Spend a night at the the southern-most hut in the North Island: Ngapotiki Hut, listening to the surf pound on the beach 50m away. Wake to the sunrise over the Pacific.
Head down the Cape Palliser road, past the settlement at Cape Palliser and the lighthouse. The road crosses a ford just before the lighthouse, but this is concrete floored and passable in 2wd vehicles in most conditions. Park in the carpark at the roadend at Rocky Point.
From the carpark, directions are simple: follow the 4WD track through the locked gate, and east along the coast. The track starts off broad across the grazed coastal strip east of Cape Palliser. There are usually seals on the rocks around Rocky Point. The track soon narrows and becomes rocky as it winds its way though increasingly dense vegetation and boulder-fields.
The only significant stream on the route is crossed after 3.5km, at the outflow from Stonewall Basin. This wide-floored valley in the southern part of the Haurangi Range narrows to a cleft just meters across at its exit, forcing the Waitetuna through as series of pools and waterfalls to reach the coast. For those interested in exploring, the ridges to the east of the river provide the only access into the valley. The western and southern valleysides are steep crumbling bluffs and impassible.

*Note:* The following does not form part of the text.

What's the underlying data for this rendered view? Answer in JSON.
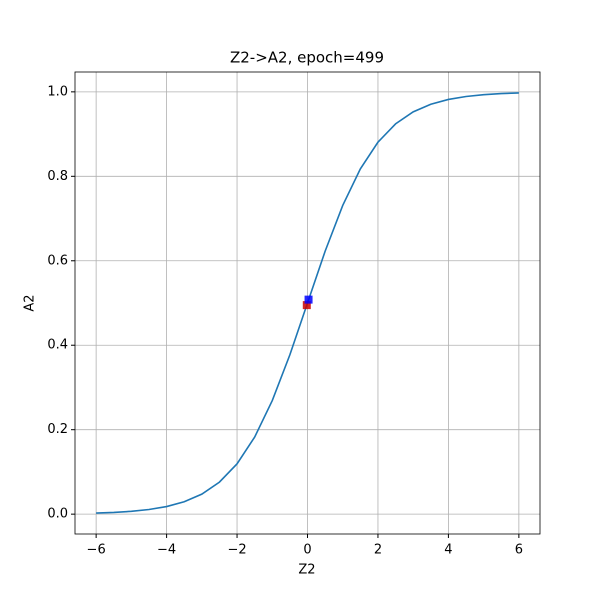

From the Waitetuna, the track begins to climb and sidle the hillside as the coastal plane shrinks and disappears, before dropping back to a black-sand beach. Finally it climbs again through sand and gravel cliffs to cross the outwash fan of the unnamed stream 1km before the hut.
Ngapotiki Hut is on the left of the track and hard to miss, it's the only building on the walk (the building 2km beyond at the Ngapotiki roadend is a private house). Considering the hut is 4WD-accessible it's in surprisingly good condition. There's a couple of broken armchairs on the deck to give it a run-down look, and the door needs something along the bottom to stop the sand blowing in through the gap - but that aside it was comfortable, clean and tidy. The hut sleeps 15 in two rooms: 9 in the kitchen / main room and 6 more in a separate bunk room. However, there were only three mattresses in 2010 when I visited! The hut has a new woodburner, and there's plenty of driftwood and manuka scrub to burn. There's tank water and sinks in both rooms.
The trip makes a good easy overnighter, or the hut can be a base to explore Stonewall Basin or head north. It is little visited by trampers: but doze off with the sound of the breakers on the beach, and wake to a golden sunrise over the sea, and you'll wonder why.
Return the way you came, or continue 2km to the Ngapotki roadend.